For future purposes, this may help too:
It's ok to use setState in useEffect . To do so, however, you need to ensure you don't unintentionally create an infinite loop.
An infinite loop is not the only problem that may occur. See below:
Imagine that you have a component Comp that receives props from parent and according to a props change, you want to set Comp's state. For some reason, you need to change for each prop in a different useEffect:
DO NOT DO THIS
useEffect(() => {
setState({ ...state, a: props.a });
}, [props.a]);
useEffect(() => {
setState({ ...state, b: props.b });
}, [props.b]);
It may never change the state of a , as you can see in this example:
https://codesandbox.io/s/confident-lederberg-dtx7w
The reason this occurs is that both useEffect hooks run during the same react render cycle.
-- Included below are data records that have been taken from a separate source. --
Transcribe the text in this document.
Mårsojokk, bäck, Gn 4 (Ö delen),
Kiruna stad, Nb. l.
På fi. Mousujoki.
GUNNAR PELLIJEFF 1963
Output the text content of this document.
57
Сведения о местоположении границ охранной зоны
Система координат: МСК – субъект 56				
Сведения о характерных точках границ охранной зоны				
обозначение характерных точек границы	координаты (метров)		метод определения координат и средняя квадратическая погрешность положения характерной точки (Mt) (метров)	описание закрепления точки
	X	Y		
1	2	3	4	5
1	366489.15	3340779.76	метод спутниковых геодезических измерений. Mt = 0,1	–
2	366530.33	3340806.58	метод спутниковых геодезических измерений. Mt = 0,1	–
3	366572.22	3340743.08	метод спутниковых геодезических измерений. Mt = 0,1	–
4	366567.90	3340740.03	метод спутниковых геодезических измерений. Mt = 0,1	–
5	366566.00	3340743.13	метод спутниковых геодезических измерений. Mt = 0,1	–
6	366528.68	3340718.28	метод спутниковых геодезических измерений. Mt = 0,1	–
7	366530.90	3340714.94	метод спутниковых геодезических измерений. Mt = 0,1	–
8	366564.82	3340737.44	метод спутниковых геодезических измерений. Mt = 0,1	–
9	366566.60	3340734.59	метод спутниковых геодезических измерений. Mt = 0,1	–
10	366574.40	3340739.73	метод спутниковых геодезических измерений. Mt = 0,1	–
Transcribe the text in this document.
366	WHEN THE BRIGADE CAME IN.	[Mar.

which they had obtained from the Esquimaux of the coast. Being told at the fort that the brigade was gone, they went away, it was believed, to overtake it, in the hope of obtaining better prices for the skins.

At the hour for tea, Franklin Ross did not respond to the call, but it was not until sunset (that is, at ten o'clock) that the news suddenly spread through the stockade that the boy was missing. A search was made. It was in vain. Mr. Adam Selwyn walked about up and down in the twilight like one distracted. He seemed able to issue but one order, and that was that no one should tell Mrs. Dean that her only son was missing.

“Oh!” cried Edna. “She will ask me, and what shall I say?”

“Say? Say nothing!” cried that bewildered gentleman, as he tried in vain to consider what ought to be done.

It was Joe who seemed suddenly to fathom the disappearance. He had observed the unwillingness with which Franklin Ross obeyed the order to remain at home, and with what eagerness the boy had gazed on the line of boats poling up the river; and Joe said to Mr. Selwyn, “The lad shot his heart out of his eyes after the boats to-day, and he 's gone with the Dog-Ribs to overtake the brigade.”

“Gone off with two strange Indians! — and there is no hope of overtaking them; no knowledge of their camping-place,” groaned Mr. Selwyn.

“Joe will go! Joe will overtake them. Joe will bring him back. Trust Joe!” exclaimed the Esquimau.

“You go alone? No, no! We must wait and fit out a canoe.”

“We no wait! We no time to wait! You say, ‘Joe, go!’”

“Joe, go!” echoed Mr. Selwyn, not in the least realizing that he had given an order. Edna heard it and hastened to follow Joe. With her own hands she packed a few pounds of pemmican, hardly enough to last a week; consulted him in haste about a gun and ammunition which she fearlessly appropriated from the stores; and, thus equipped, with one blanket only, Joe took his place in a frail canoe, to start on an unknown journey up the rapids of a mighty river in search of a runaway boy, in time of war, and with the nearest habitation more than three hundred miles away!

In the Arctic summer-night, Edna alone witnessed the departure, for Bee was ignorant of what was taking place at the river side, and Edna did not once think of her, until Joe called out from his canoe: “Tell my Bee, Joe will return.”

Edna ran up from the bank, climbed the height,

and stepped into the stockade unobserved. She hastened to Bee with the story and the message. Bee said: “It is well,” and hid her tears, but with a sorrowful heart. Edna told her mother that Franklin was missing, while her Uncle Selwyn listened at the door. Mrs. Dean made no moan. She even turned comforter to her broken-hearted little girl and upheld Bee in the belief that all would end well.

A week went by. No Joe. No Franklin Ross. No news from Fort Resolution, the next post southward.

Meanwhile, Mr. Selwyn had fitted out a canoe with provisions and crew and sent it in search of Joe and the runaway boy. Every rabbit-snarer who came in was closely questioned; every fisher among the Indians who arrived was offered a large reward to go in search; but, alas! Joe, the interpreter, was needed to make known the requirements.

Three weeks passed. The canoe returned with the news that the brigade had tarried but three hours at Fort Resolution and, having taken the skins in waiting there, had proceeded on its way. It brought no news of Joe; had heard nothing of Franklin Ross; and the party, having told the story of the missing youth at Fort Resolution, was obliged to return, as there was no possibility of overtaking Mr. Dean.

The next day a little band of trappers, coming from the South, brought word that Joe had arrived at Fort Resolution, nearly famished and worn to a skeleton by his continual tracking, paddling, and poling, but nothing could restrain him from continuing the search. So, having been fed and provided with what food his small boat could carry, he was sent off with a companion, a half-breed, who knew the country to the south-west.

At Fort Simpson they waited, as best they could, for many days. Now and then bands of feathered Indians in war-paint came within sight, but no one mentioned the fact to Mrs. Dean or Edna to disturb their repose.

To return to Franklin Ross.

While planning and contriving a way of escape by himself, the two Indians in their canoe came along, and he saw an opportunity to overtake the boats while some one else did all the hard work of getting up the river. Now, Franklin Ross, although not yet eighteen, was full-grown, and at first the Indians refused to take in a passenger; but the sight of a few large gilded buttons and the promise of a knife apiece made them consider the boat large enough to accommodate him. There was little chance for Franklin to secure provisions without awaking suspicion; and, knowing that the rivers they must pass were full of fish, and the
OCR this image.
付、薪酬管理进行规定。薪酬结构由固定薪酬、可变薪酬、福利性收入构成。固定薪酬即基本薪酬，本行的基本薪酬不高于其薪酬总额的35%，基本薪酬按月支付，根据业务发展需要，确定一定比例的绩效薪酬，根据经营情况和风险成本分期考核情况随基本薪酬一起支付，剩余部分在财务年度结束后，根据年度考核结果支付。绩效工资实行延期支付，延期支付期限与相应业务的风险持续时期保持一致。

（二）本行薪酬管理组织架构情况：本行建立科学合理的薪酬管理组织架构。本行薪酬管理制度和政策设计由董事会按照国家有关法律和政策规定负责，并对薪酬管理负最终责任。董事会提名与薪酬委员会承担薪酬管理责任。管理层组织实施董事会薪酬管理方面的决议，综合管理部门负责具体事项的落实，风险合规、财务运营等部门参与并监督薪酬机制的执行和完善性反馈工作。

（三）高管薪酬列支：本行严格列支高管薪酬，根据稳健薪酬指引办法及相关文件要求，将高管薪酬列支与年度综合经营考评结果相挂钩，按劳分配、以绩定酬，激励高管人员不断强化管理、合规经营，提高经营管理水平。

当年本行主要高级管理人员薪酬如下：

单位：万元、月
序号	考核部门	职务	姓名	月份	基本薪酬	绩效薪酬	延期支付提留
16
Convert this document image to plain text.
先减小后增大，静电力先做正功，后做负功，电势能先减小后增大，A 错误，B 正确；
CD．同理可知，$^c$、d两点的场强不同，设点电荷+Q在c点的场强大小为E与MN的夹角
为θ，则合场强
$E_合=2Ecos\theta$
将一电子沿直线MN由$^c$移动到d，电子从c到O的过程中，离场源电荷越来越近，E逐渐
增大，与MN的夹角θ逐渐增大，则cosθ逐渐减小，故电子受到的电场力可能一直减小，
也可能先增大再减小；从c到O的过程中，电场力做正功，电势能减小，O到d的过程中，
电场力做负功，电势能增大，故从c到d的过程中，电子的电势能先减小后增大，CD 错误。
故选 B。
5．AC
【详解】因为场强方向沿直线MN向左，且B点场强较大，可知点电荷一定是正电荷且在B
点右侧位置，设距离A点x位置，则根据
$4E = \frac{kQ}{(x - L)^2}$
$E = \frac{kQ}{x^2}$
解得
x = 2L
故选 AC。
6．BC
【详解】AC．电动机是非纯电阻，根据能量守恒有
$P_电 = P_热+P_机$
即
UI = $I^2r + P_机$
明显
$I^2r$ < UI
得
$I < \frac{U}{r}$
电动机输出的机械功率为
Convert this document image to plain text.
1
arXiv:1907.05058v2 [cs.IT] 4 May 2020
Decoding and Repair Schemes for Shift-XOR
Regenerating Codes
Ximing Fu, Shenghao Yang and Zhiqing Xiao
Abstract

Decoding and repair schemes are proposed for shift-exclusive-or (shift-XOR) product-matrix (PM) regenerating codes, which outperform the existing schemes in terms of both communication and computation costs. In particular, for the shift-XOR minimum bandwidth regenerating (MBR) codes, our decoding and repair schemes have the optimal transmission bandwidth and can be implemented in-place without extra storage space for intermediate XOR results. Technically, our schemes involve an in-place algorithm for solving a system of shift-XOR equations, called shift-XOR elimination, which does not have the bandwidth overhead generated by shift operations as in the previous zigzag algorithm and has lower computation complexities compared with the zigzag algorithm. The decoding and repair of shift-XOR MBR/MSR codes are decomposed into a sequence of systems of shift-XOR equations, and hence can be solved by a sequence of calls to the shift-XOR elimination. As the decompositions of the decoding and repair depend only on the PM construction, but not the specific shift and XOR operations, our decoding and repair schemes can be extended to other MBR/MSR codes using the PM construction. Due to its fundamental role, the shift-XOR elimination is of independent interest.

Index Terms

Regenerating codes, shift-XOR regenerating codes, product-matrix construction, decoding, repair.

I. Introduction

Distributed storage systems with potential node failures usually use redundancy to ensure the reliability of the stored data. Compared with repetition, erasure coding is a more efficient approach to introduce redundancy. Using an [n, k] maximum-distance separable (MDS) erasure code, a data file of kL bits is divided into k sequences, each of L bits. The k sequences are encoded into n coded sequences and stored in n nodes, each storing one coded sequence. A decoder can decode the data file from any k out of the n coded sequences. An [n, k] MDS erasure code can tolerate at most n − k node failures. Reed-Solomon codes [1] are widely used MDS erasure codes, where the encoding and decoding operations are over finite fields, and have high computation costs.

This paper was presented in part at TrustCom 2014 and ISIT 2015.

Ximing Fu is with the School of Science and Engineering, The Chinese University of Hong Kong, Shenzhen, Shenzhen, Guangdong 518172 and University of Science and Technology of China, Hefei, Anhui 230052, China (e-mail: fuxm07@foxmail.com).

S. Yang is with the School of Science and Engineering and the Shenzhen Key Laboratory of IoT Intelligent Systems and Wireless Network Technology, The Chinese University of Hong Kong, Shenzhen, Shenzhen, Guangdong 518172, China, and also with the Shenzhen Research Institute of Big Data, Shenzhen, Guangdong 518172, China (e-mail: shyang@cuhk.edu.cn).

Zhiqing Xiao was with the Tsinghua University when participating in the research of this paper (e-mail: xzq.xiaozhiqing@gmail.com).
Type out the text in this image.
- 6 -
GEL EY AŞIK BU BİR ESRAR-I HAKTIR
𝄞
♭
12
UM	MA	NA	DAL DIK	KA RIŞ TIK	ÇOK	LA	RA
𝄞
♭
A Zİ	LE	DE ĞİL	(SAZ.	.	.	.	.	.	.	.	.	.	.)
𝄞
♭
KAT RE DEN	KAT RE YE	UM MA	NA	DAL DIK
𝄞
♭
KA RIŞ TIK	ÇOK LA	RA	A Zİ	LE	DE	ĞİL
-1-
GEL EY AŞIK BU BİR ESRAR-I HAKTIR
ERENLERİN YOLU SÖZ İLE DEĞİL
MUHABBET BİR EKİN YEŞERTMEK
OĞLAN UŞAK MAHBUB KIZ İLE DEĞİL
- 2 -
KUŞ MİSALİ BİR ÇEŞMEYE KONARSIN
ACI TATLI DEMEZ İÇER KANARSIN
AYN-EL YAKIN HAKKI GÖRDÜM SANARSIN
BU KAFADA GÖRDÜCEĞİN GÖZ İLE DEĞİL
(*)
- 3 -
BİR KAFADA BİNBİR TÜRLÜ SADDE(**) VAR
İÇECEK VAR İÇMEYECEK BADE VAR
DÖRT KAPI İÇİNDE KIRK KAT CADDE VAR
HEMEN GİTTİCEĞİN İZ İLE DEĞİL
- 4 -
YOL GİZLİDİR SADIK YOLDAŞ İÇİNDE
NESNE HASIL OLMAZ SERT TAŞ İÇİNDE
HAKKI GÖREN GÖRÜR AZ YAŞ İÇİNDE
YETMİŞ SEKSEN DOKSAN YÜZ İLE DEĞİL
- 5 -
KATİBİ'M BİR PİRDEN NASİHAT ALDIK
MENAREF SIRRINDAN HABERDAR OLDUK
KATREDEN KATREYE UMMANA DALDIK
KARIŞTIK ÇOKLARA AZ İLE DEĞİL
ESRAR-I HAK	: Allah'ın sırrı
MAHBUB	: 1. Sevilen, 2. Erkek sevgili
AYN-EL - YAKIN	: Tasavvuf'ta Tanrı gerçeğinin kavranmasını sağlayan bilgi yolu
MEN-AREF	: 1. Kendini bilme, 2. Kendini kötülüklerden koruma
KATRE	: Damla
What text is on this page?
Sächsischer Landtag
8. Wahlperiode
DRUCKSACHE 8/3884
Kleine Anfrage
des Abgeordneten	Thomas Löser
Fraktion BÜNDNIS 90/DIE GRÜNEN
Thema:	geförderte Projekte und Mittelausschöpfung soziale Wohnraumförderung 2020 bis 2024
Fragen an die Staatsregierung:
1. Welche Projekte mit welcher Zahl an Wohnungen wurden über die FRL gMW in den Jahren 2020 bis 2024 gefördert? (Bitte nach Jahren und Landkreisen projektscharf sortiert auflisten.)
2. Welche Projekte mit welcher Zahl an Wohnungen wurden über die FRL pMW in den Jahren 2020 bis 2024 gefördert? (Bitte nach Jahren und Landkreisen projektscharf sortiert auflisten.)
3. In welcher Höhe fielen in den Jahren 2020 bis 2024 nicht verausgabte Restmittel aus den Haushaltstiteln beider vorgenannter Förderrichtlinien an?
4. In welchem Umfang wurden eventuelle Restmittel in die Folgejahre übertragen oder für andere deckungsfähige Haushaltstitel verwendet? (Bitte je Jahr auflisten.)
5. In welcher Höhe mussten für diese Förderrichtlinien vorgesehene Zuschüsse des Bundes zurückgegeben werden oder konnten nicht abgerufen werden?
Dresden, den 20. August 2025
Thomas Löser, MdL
When props.a and props.b change at the same time, each useEffect captures the same stale state value from before the update. As a result, when the first effect runs, it calls setState({ ...state, a: props.a }) . Then, the second effect runs immediately after and calls setState({ ...state, b: props.b}) with the same stale state value, thereby overwriting the first update. The result is that a never appears to update. The second setState replaces the first one rather than merging the two updates together.
DO THIS INSTEAD
The solution to this problem is to call setState like this:
useEffect(() => {
setState(previousState => ({ ...previousState, a: props.a }));
}, [props.a]);
useEffect(() => {
setState(previousState => ({ ...previousState, b: props.b }));
}, [props.b]);
For more information, check the solution here: https://codesandbox.io/s/mutable-surf-nynlx
With this approach, you will always receive the most updated and correct value of the state.